Monday, November 9, 2009: 10:30 AM

Walter Jones, MS , Associate Director of Occupational Safety and Health, Laborers Health and Safety Fund of North America, Washington, DC
Designing for Construction Safety is the process of addressing construction site safety and maintenance in the design phase of a project. The customary role of the design professional is protect the safety of the public and to comply with building codes. Designing for Construction Safety extends this role to include construction site safety.

All designers agree their decisions affect the environment, cost, quality and duration of a construction project. Shouldn't designers also recognize that their design decisions affect the inherent risk to the workers constructing the project? There is a principle in quality management that quality must be "designed in." This principle also applies to safety: Safety must be designed into a project and hazards "designed out." For example, designing built in anchorage systems and higher parapet walls.

The injury and fatality rates in construction are so high that all parties - owners, design professionals, contractors, and material vendors - must proactively attempt to reduce injuries to the extent that is feasible for them.

Although typical contract terms clearly state that designers are not responsible for the safety of construction workers, nearly all designers would feel an ethical obligation to take action to prevent a serious injury to a construction worker if the hazard was imminent and obvious to the designer. Shouldn't designers feel a similar ethical obligation to take reasonable actions to prevent injuries that are not as imminent or obvious?

Designing for construction safety is a natural fit with the environmental sustainability movement and lifecycle building.

Learning Objectives:
Describe what designing for safe constructability means. Explain why DFS is needed. Demonstrate how DFS is a natural fit with sustainability, lifecycle building approaches and the LEED system.

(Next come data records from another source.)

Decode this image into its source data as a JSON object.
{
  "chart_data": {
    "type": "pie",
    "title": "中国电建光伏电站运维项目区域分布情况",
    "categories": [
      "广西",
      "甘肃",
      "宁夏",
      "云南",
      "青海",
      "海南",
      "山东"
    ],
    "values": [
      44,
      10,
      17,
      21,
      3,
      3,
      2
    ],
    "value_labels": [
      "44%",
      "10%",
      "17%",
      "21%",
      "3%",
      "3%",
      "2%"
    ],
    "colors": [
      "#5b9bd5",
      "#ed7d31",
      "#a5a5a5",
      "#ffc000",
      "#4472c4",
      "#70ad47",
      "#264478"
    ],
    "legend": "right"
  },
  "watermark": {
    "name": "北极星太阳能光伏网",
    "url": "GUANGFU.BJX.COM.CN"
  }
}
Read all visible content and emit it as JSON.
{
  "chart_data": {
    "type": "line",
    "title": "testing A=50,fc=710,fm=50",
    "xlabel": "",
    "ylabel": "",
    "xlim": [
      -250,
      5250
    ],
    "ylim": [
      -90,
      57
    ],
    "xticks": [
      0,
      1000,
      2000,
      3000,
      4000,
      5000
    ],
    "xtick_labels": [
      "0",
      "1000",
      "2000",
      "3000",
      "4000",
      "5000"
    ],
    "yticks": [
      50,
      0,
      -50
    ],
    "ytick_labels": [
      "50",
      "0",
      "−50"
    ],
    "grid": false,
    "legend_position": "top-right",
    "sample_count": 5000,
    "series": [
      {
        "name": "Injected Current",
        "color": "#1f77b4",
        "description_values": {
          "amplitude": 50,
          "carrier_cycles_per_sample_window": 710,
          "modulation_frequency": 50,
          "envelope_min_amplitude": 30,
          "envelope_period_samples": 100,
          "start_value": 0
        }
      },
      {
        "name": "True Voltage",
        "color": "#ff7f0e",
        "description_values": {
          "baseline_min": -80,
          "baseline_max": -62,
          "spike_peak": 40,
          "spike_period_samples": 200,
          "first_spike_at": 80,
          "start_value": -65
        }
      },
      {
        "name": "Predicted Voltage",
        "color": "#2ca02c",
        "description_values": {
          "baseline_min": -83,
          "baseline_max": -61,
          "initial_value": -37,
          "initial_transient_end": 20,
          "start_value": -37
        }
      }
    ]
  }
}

Keywords: Environmental Justice, Occupational Safety

Presenting author's disclosure statement:

Qualified on the content I am responsible for because: I am a OSH professional who has been working on DFS for about four years and sit on the OSHA DFS work group and the NIOSH PtD task force.
Any relevant financial relationships? No

I agree to comply with the American Public Health Association Conflict of Interest and Commercial Support Guidelines, and to disclose to the participants any off-label or experimental uses of a commercial product or service discussed in my presentation.